Earlier this month, we received three separate reports that described vaccine errors in which children received incorrect vaccine products in their pediatrician’s office. In two of the cases, an adult booster form of diphtheria, tetanus, and pertussis toxoids was given to a child less than 7, while in a third case, a 13-year-old girl received a similar product meant for children less than 7 years old. Similarities between the non-proprietary names and vaccine abbreviations (DTaP and Tdap) are believed to have contributed to the confusion. Separate stock of the pediatric and adult formulations, use shelf-talkers to direct staff to the location of each formulation, and place alerts on the products (e.g., “Adult” or “Pediatric”) and on automated dispensing cabinet screens, if applicable. The Joint Commission’s National Patient Safety Goal #13 requires accredited facilities to “encourage the patient’s active involvement in their own care as a safety strategy.” To accomplish this, consider including parents or caregivers in safety processes.
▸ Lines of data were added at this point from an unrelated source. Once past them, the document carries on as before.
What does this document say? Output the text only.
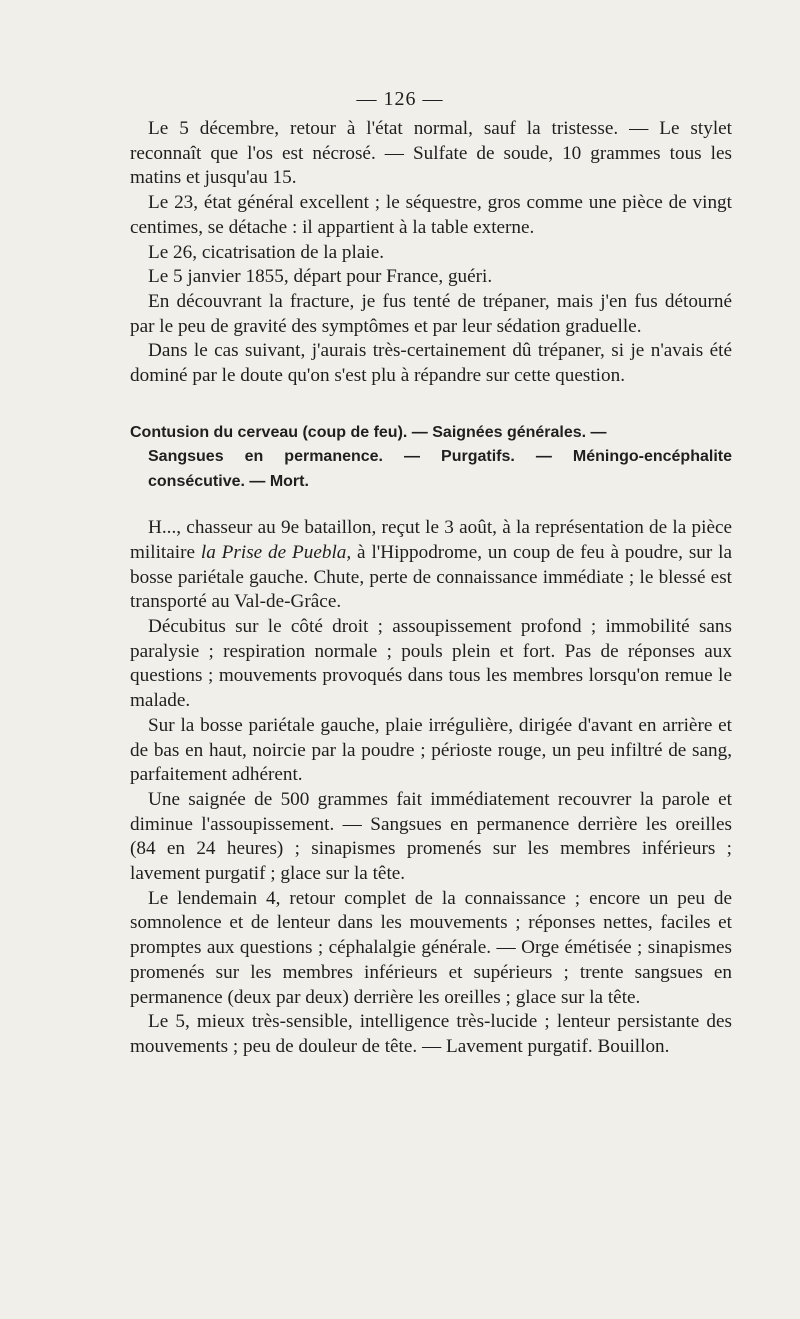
— 126 —

Le 5 décembre, retour à l'état normal, sauf la tristesse. — Le stylet reconnaît que l'os est nécrosé. — Sulfate de soude, 10 grammes tous les matins et jusqu'au 15.

Le 23, état général excellent ; le séquestre, gros comme une pièce de vingt centimes, se détache : il appartient à la table externe.

Le 26, cicatrisation de la plaie.

Le 5 janvier 1855, départ pour France, guéri.

En découvrant la fracture, je fus tenté de trépaner, mais j'en fus détourné par le peu de gravité des symptômes et par leur sédation graduelle.

Dans le cas suivant, j'aurais très-certainement dû trépaner, si je n'avais été dominé par le doute qu'on s'est plu à répandre sur cette question.

Contusion du cerveau (coup de feu). — Saignées générales. —
Sangsues en permanence. — Purgatifs. — Méningo-encéphalite consécutive. — Mort.

H..., chasseur au 9e bataillon, reçut le 3 août, à la représentation de la pièce militaire la Prise de Puebla, à l'Hippodrome, un coup de feu à poudre, sur la bosse pariétale gauche. Chute, perte de connaissance immédiate ; le blessé est transporté au Val-de-Grâce.

Décubitus sur le côté droit ; assoupissement profond ; immobilité sans paralysie ; respiration normale ; pouls plein et fort. Pas de réponses aux questions ; mouvements provoqués dans tous les membres lorsqu'on remue le malade.

Sur la bosse pariétale gauche, plaie irrégulière, dirigée d'avant en arrière et de bas en haut, noircie par la poudre ; périoste rouge, un peu infiltré de sang, parfaitement adhérent.

Une saignée de 500 grammes fait immédiatement recouvrer la parole et diminue l'assoupissement. — Sangsues en permanence derrière les oreilles (84 en 24 heures) ; sinapismes promenés sur les membres inférieurs ; lavement purgatif ; glace sur la tête.

Le lendemain 4, retour complet de la connaissance ; encore un peu de somnolence et de lenteur dans les mouvements ; réponses nettes, faciles et promptes aux questions ; céphalalgie générale. — Orge émétisée ; sinapismes promenés sur les membres inférieurs et supérieurs ; trente sangsues en permanence (deux par deux) derrière les oreilles ; glace sur la tête.

Le 5, mieux très-sensible, intelligence très-lucide ; lenteur persistante des mouvements ; peu de douleur de tête. — Lavement purgatif. Bouillon.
For example, make them aware of the names of vaccines that are needed by writing them down beforehand or handing the patient a printed sheet that also details the purpose of each vaccine. (CDC requires that vaccine information statements [VIS], which include age requirements, be given out before each vaccination [www.cdc.gov/vaccines/Pubs/vis/default.htm].) Dispense unit-dose syringes wherever possible, and have nurses read the names of the vaccines aloud, with simultaneous confirmation by the parent. It might even be possible to use the vaccine log on the patient’s chart so that confirming the lot number and expiration date is included in the verification process. Have both the nurse and the parent sign and date the log.